Let’s take a breather on global calamity and return to a subject near and dear to me—health care. It’s easy to speak in generalities about what can and should be done to shore up the failing health care system, but in truth, we need specifics. Supernaturally, a year ago to the day I penned this rant I bloviated on how physicians might be compelled to examine their utilization practices in a non-punitive fashion by having the professional societies forward to them their actual statistics, as well as their standing among their peers. I saw and still do see this as a way of auto-regulating practice patterns that get out of hand both through practice drift (which tends, often necessarily in these times, to follow the money, but may be influenced by local culture), malpractice fears, greed and clinical deficiencies.

From my lone vantage point I estimate (unscientifically) that 20-30% of what we do in this country in managing health care is waste due to overutilization. I’ve discussed this in the past, so I don’t want to beat it to death, but in speaking to my colleagues in other specialties I get a sense they see the same thing. Today I’d like to propose another concrete method by which the medical profession can streamline practices. Each specialty should set up a committee of respected experts to look at the actual triggers for further testing and make specific recommendations. Studies should be funded to assess outcomes that would provide physicians with more precise guidelines on how to proceed. Now, there are already countless panels and guidelines out there filling voluminous pages, and they are of some help. But we need to go beyond this to specifics in areas of high utilization. Let me illustrate with a common scenario:

When a patient comes to the emergency room for chest pain that cannot obviously be attributed to heart disease, a test known as a D-dimer is frequently done to help exclude a diagnosis that can be difficult to make on clinical grounds alone: pulmonary embolism, or blood clots to the lungs. Studies have shown that a normal D-dimer has great negative predictive value, allowing the clinician, with a great deal of certainty, to abandon further testing for this diagnosis. However, slight elevations of the D-dimer are seen frequently in the absence of blood clots. They lead to oodles of CT pulmonary angiograms, a relatively noninvasive, expensive, high radiation test with some risk to the kidneys, and that almost always comes back normal. I often joke that some cash-strapped radiologist developed the test. Kidding aside, this is just one example where further study and guidance clearly is needed.
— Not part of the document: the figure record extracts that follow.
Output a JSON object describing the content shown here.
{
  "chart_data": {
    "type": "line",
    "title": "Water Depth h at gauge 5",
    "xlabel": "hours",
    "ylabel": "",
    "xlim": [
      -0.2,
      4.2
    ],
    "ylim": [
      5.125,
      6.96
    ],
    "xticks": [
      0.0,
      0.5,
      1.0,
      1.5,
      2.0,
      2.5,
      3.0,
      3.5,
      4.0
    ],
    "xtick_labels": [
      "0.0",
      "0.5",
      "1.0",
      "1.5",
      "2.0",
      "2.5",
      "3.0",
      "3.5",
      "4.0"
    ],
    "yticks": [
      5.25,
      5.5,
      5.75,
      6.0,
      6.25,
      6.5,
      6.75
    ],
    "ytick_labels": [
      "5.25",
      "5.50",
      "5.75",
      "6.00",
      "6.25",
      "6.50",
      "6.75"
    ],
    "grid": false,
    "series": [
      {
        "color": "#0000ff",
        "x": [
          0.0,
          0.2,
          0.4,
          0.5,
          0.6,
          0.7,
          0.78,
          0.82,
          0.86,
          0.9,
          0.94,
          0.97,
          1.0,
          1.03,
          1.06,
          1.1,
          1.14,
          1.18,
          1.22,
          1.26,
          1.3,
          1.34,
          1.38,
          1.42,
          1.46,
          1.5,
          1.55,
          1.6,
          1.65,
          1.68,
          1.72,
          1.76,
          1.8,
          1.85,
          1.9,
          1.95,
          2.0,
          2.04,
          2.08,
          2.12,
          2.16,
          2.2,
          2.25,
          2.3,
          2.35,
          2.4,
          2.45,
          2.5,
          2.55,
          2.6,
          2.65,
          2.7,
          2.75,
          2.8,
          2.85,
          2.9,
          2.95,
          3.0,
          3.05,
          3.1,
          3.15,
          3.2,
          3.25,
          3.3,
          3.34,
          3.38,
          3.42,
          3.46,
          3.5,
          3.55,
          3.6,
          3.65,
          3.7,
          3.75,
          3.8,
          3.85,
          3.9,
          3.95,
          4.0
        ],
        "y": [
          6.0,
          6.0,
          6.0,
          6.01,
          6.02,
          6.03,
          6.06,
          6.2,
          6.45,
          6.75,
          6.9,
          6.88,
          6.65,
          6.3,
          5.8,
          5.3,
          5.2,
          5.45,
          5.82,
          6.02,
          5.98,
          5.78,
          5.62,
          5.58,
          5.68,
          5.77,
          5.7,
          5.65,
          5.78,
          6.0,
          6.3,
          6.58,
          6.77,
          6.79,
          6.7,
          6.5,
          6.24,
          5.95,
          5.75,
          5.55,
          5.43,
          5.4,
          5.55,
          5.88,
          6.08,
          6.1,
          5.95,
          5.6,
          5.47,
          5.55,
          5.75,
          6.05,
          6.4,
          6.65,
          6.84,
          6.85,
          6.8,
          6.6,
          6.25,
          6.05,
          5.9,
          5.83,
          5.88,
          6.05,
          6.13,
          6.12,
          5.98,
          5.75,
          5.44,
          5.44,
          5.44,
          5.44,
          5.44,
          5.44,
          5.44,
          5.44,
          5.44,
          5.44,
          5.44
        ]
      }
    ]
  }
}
Sometimes even doing cost-effectiveness studies doesn’t help. Years ago I recall reading that intrauterine monitoring of fetuses was shown to insignificantly affect outcomes, and a year or so ago I discussed this with an obstetrician I know and he confirmed it. Yet this has become standard-of-care. Patient expectations and litigation fears often trump science.

Unfortunately, even physician education isn’t infallible. A study by Gibbons and colleagues reported in the cardiology journal Circulation this year concluded that a quality improvement project directed at physician education and feedback did not reduce the rate of inappropriate SPECT studies (a form of cardiac stress testing utilizing nuclear isotopes and heart scanning).

So, are we doomed to stumble along this well-trod path of overutilization forever? I believe if we look specifically at the greatest areas of over-use we can come up with ways to dramatically reduce spending without decreasing—even increasing—quality.

One final note: I walk a fine line when I lambaste physicians. The overwhelming majority are hard-working and simply trying to do the right thing in an increasingly challenging environment. There is no “time-and-a-half” for seeing a sick patient in the middle of the night, and indeed, there is no guarantee of payment at all. When was the last time someone didn’t pay for a Botox treatment or breast augmentation? The public needs to move away from the attitude, fostered by the burgeoning and over-worked medical insurance system, that the most value accrues to the treatments and procedures that are needed the least.